Este artigo foi inspirado a partir de consulta formulada à Coordenação do Comitê de Enfrentamento às Drogas pleiteando estudo sobre a substância vulgarmente conhecida como “skank gold”, “maconha skank”, “skunk” ou “supermaconha”, a fim de subsidiar quesitação complementar nos autos de processo criminal. No laudo definitivo, o perito constatou que a droga apreendida era maconha (Cannabis sativa), em que pese o réu, em seu depoimento, ter afirmado que se tratava da substância conhecida como “skank gold”, uma variação da maconha produzida em estufa e com índice de THC bastante superior à maconha tradicional.

O tema também foi objeto do Informativo Temático Mensal nº 5, disponível na página do Projeto Semear, que abordou as Drogas Sintéticas & Novas Substâncias Psicoativas (NSP).

O caso concreto suscitou alguns questionamentos: juridicamente, seriam a maconha e a supermaconha drogas diferentes ou estaríamos diante de um eventual dilema comunicacional? Quais os impactos no âmbito criminal da seletividade e especificidade bioquímica, catalisadoras de eventual diversidade de espécies químicas, disponibilizadas como drogas aprimoradas nominalmente diferentes no “mercado ilegal das drogas”? É possível identificar no laudo pericial características que diferenciam a maconha tradicional da supermaconha, visando solicitar o seu complemento? Estaria a polícia científica metodologicamente atualizada para responder à especificidade dessa demanda? Qual o impacto das controvérsias a respeito da lesividade da supermaconha para usuários na fixação da pena-base em caso de condenação criminal por tráfico?

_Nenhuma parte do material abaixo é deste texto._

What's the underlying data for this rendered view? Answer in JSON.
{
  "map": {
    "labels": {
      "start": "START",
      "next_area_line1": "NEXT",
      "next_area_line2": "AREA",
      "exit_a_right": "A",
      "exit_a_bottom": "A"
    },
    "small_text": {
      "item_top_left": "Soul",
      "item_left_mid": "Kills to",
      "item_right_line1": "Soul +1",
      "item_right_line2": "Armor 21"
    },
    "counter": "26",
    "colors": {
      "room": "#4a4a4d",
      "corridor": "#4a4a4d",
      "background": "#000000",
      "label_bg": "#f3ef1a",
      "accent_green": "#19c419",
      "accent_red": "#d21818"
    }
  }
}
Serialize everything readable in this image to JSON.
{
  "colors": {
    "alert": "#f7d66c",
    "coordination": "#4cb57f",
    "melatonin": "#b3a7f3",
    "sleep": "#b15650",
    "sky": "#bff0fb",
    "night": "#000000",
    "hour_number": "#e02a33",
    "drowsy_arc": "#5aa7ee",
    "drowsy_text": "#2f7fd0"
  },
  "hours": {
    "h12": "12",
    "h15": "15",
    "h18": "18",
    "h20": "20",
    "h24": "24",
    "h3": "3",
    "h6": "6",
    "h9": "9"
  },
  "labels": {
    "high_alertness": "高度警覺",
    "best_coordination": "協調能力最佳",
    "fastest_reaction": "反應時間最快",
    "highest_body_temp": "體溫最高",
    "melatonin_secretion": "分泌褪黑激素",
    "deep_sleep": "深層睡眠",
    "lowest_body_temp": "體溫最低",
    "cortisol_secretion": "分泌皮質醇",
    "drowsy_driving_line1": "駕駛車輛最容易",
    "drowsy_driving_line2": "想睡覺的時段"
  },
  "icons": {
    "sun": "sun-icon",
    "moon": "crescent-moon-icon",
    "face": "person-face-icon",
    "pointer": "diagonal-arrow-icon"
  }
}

A Portaria n° 344/98 da Secretaria da Vigilância Sanitária do Ministério da Saúde define o conceito de entorpecente: “Substância que pode determinar dependência física ou psíquica relacionada, como tal, nas listas aprovadas pela Convenção Única sobre Entorpecentes, reproduzidas nos anexos deste Regulamento Técnico.” O rol de substâncias elencadas é considerado taxativo pela Corte Superior de Justiça, isso porque o tipo penal de tráfico é considerado norma penal em branco heterogênea, dependendo de regulamentação, ou seja, complementação por meio da Portaria nº 344/98. Anexas à Portaria, constam as substâncias consideradas como as que causam dependência física ou psíquica, sendo o tetrahidrocanabinol (THC), componente presente na Cannabis sativa responsável por causar dependência, listado em seu item 28.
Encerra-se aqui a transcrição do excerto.